Pase sanitario, una barbarie inaceptable

 

Por GIORGIO AGAMBEN

Como ocurre siempre que se instaura un régimen despótico de emergencia y las garantías constitucionales quedan suspendidas, el resultado es ―como ocurriera con los judíos bajo el fascismo― la discriminación de una categoría de hombres, que se convierten automáticamente en ciudadanos de segunda clase. Este es el objetivo de la creación del llamado en Italia «green pass», «pase sanitario» en Francia o «pasaporte sanitario» en España. Que se trata de una discriminación basada en convicciones personales, y no en una certeza científica objetiva, lo demuestra el hecho de que en los círculos científicos se sigue debatiendo sobre la seguridad y la eficacia de las vacunas, que, según la opinión de médicos y científicos a los que no hay razón para ignorar, fueron producidas de forma precipitada y sin una fase de experimentación adecuada.

A pesar de ello, todos aquellos que se aferren a su libre y fundada convicción y se nieguen a vacunarse serán excluidos de la vida social.

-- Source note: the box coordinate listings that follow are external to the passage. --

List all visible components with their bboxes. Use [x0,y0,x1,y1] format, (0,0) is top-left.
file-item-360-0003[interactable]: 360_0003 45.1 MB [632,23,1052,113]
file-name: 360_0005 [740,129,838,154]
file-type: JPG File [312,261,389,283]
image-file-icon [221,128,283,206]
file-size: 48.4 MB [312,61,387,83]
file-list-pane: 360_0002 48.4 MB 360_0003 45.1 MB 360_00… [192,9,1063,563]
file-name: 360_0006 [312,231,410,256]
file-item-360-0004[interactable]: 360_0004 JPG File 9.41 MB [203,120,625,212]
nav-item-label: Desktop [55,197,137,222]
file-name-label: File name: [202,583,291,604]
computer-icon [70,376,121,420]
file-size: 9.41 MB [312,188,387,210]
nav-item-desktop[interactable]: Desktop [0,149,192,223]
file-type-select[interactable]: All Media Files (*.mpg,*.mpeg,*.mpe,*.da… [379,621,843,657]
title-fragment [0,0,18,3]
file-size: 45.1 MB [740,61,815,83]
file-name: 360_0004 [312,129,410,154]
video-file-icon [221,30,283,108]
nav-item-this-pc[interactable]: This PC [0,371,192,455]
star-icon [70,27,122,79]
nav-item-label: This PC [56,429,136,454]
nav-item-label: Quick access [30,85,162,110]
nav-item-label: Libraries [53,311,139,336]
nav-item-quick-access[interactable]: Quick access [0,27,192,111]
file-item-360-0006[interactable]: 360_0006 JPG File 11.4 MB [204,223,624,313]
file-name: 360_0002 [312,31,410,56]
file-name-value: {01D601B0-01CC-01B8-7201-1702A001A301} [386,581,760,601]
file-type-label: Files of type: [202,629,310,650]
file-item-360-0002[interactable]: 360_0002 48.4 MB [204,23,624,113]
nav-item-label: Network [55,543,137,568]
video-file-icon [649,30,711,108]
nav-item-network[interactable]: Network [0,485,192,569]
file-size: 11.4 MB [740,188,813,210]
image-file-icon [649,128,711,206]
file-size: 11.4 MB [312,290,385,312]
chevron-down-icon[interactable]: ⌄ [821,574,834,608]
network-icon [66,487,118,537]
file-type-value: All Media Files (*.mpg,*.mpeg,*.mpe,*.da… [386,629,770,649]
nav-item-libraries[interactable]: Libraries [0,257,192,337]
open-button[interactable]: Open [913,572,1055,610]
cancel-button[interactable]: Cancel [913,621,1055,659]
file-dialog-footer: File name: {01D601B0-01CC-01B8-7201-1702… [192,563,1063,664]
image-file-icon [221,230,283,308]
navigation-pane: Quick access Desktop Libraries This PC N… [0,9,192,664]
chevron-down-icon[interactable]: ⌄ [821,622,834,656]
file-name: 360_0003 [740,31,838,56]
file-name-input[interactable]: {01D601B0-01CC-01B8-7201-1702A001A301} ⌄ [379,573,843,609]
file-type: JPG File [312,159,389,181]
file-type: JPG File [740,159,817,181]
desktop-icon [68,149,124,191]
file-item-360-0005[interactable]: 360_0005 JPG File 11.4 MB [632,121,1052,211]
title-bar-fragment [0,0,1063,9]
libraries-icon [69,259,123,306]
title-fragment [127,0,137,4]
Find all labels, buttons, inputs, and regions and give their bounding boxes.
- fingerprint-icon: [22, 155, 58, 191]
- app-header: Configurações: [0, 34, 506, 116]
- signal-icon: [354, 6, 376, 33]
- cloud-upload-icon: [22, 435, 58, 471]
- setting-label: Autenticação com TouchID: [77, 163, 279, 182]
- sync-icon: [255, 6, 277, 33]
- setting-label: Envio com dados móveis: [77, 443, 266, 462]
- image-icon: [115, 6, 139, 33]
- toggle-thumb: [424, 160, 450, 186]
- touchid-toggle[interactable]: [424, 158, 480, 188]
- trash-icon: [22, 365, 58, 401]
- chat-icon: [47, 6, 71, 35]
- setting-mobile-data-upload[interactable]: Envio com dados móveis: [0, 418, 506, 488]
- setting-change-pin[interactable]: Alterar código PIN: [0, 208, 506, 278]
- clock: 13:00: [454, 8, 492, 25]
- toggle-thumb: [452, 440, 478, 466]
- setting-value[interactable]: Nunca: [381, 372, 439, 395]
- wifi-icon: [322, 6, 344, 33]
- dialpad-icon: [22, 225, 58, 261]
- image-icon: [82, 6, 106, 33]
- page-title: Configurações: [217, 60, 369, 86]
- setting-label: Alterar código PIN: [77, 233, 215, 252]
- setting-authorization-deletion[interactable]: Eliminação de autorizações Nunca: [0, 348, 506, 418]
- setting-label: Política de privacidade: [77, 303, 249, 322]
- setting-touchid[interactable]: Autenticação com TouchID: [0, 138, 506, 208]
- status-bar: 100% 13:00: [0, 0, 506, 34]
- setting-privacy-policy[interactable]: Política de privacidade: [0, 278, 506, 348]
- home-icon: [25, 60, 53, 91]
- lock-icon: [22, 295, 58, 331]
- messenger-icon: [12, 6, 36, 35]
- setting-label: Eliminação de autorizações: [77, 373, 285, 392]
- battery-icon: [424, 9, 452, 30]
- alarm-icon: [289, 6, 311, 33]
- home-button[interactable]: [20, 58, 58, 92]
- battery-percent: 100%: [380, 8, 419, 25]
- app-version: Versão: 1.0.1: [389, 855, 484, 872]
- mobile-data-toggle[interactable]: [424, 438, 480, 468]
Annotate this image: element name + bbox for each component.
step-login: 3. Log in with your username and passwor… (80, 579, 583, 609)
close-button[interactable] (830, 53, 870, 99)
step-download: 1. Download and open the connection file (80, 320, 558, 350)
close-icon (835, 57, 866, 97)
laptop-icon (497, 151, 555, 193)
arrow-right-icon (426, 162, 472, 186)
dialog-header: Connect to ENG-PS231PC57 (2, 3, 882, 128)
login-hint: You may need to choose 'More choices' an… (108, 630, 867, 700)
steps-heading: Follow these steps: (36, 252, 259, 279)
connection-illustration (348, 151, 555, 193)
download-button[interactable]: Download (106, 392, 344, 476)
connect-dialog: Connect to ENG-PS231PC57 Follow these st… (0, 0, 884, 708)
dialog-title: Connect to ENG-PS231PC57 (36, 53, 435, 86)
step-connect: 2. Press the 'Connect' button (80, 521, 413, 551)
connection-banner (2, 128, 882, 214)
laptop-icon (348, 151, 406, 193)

El hecho de que la vacuna se convierta de este modo en una especie de símbolo político-religioso cuyo fin es discriminar a los ciudadanos queda patente en la irresponsable declaración de un político que, refiriéndose a quienes no se vacunan, dijo, sin ser consciente de estar utilizando una jerga fascista: «los purgaremos con el pasaporte sanitario». El «pasaporte sanitario» o green pass convierte a los que carezcan de él en portadores de virtuales estrellas amarillas.

Se trata de un hecho cuya gravedad política no se puede desdeñar. ¿En qué se convierte un país en cuyo seno se acaba creando una clase discriminada? ¿Cómo se puede aceptar convivir con ciudadanos de segunda clase? La necesidad de discriminar es tan antigua como la propia sociedad, y no cabe duda de que ciertas formas de discriminación ya estaban presentes incluso en nuestras sociedades llamadas democráticas; pero que estas discriminaciones sean de facto sancionadas por la ley constituye una barbarie que no podemos aceptar.

En los párrafos precedentes hemos mostrado la injusta discriminación de una clase de ciudadanos excluidos de la vida social normal, discriminación derivada de la introducción del llamado green pass o pasaporte sanitario. Esta discriminación es una consecuencia necesaria y calculada, pero no es el objetivo principal de la introducción del pasaporte sanitario, que no está dirigido a los ciudadanos excluidos, sino a toda la población que posea dicho pasaporte sanitario.

En realidad, el objetivo de los gobiernos es instaurar, mediante el pase sanitario, un control minucioso e incondicional sobre todo movimiento de los ciudadanos, de modo casi idéntico al pasaporte interno que debía tener todo ciudadano para poder desplazarse de una ciudad a otra en el régimen soviético. En este caso, sin embargo, el control es aún más absoluto, porque afecta a cualquier movimiento del ciudadano, que tendrá que mostrar su pasaporte sanitario en cada uno de sus pasos, incluso para ir al cine, asistir a un concierto o sentarse a la mesa de un restaurante.

Paradójicamente, el ciudadano que no posea el pasaporte sanitario será más libre que aquel que lo posea, y debería ser la propia masa de ciudadanos con pasaporte sanitario la que habría de protestar y rebelarse, ya que a partir de ahora serán censados, vigilados y controlados hasta un grado que carece de precedentes incluso en los regímenes más totalitarios. Resulta significativo que China haya anunciado que mantendrá sus sistemas de rastreamiento y control incluso después de que la pandemia haya terminado. Como ya debería ser evidente, en el green pass lo que está en juego no es la salud, sino el control de la población, y tarde o temprano hasta los ciudadanos con pasaporte sanitario tendrán la oportunidad de comprenderlo, mal que les pese.